Tenho funcionado em uma dinâmica circular de sístole e diástole energética. Euforia e expansão de emoções seguidas de exaustão e necessidade de recolhimento e descanso para reabastecer o reservatório.
"Essa euforia, uma certa melancolia, algum receio, um constrangimento, vem tudo junto numa experiência que é nova. Porque vivemos coisas, estamos elaborando essas coisas e os reencontros vão mostrar a posteriori o que ficou e o que não ficou daquela experiência. É a resposta do encontro com o outro que dá pra gente a medida do que estamos vivendo. Às vezes você vê no olho da pessoa uma aflição ou uma descontração que, por comparação, diz sobre você. 'Nossa, mas eu não tô me sentindo assim descontraída' ou 'Não tô me sentindo aflita'. Tem um estranhamento mútuo que vai da euforia pra melancolia. É um mal estar com que vamos ter de lidar", explica a psicanalista.
Estamos vivendo um fenômeno profundo. E, apesar de ainda lidarmos com um número de mortos equivalente a um avião caindo por dia no Brasil, rapidamente voltamos a correr na rodinha feito ratos pra fazer a engrenagem funcionar. Não paramos para tratar esses impactos, que são tão maiores quanto mais desprotegido é o grupo social afetado.
As mulheres, de maneira geral, mas principalmente transgêneros, negras, negras e pobres, negras e pobres que são mães, sempre e infelizmente as mais vulneráveis. "Elas já vinham de um lugar de subalternidade, exploração e violência, o que se agrava nessas crises.
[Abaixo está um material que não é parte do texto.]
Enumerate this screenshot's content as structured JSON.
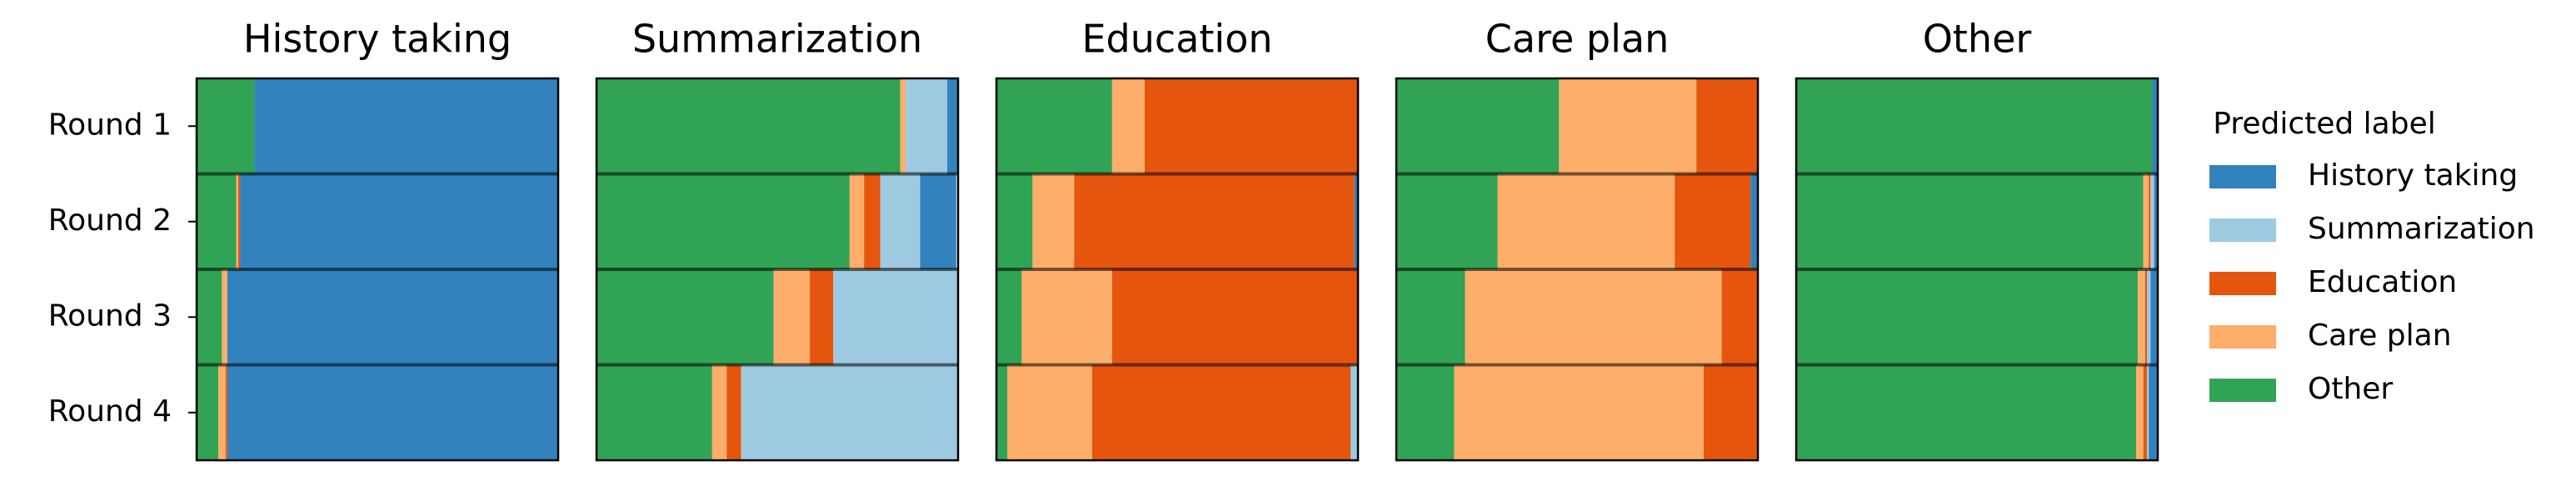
{
  "chart_data": [
    {
      "type": "bar",
      "orientation": "horizontal",
      "stacked": true,
      "title": "History taking",
      "categories": [
        "Round 1",
        "Round 2",
        "Round 3",
        "Round 4"
      ],
      "xlim": [
        0,
        1
      ],
      "legend": "right",
      "legend_title": "Predicted label",
      "series": [
        {
          "name": "History taking",
          "color": "#3182bd",
          "values": [
            0.84,
            0.88,
            0.915,
            0.915
          ]
        },
        {
          "name": "Summarization",
          "color": "#9ecae1",
          "values": [
            0,
            0,
            0,
            0
          ]
        },
        {
          "name": "Education",
          "color": "#e6550d",
          "values": [
            0,
            0.005,
            0,
            0.005
          ]
        },
        {
          "name": "Care plan",
          "color": "#fdae6b",
          "values": [
            0,
            0.005,
            0.015,
            0.02
          ]
        },
        {
          "name": "Other",
          "color": "#31a354",
          "values": [
            0.16,
            0.11,
            0.07,
            0.06
          ]
        }
      ]
    },
    {
      "type": "bar",
      "orientation": "horizontal",
      "stacked": true,
      "title": "Summarization",
      "xlim": [
        0,
        1
      ],
      "series": [
        {
          "values": [
            0.03,
            0.1,
            0,
            0
          ]
        },
        {
          "values": [
            0.115,
            0.11,
            0.345,
            0.6
          ]
        },
        {
          "values": [
            0,
            0.045,
            0.065,
            0.04
          ]
        },
        {
          "values": [
            0.015,
            0.04,
            0.1,
            0.04
          ]
        },
        {
          "values": [
            0.84,
            0.7,
            0.49,
            0.32
          ]
        }
      ]
    },
    {
      "type": "bar",
      "orientation": "horizontal",
      "stacked": true,
      "title": "Education",
      "xlim": [
        0,
        1
      ],
      "series": [
        {
          "values": [
            0,
            0.01,
            0,
            0
          ]
        },
        {
          "values": [
            0,
            0,
            0,
            0.02
          ]
        },
        {
          "values": [
            0.59,
            0.775,
            0.68,
            0.715
          ]
        },
        {
          "values": [
            0.09,
            0.115,
            0.25,
            0.235
          ]
        },
        {
          "values": [
            0.32,
            0.1,
            0.07,
            0.03
          ]
        }
      ]
    },
    {
      "type": "bar",
      "orientation": "horizontal",
      "stacked": true,
      "title": "Care plan",
      "xlim": [
        0,
        1
      ],
      "series": [
        {
          "values": [
            0,
            0.02,
            0,
            0
          ]
        },
        {
          "values": [
            0,
            0,
            0,
            0
          ]
        },
        {
          "values": [
            0.17,
            0.21,
            0.1,
            0.15
          ]
        },
        {
          "values": [
            0.38,
            0.49,
            0.71,
            0.69
          ]
        },
        {
          "values": [
            0.45,
            0.28,
            0.19,
            0.16
          ]
        }
      ]
    },
    {
      "type": "bar",
      "orientation": "horizontal",
      "stacked": true,
      "title": "Other",
      "xlim": [
        0,
        1
      ],
      "series": [
        {
          "values": [
            0.015,
            0.01,
            0.02,
            0.025
          ]
        },
        {
          "values": [
            0,
            0.01,
            0.01,
            0.005
          ]
        },
        {
          "values": [
            0,
            0.005,
            0.005,
            0.01
          ]
        },
        {
          "values": [
            0,
            0.015,
            0.02,
            0.02
          ]
        },
        {
          "values": [
            0.985,
            0.96,
            0.945,
            0.94
          ]
        }
      ]
    }
  ]
}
O que está em jogo aqui é a rede de cuidados com as crianças, os velhos e com todos os integrantes de uma família —e essas profissões relativas a cuidados (psicologia, educação, enfermagem) são mal remuneradas porque são ligadas à ideia de que a mulher tem que cuidar por amor. Apesar de haver muita colaboração entre elas, essa rede de cuidado se rompeu", ressalta a psicóloga.
O sofrimento decorrente de crises como esta é inevitavelmente coletivo. A maneira de elaborá-lo, aí sim, é pessoal e intransferível. Cada uma lida como pode, quando consegue, em meio a uma rotina cada vez mais custosa, fatigante e não raramente violenta. Vera Iaconelli reforça a necessidade de reconhecermos essa dor para que possamos curá-la conjuntamente. Todas nós fomos transformadas e estamos tateando uma nova forma de ser, cada uma à sua própria maneira, como dá conta. Tentando entender, na relação com o outro, o que se passa conosco. É uma experiência inédita para todas nós.
"E quem imaginou que o pós-pandemia ia ser festa não entendeu muito bem o que decorre de uma tragédia como essa, o luto que envolve e o tempo de recuperação que exige", arremata Vera Iaconelli. Um amigo querido resume sua tentativa de organizar esse turbilhão: "Só tô rindo com quem chorou comigo".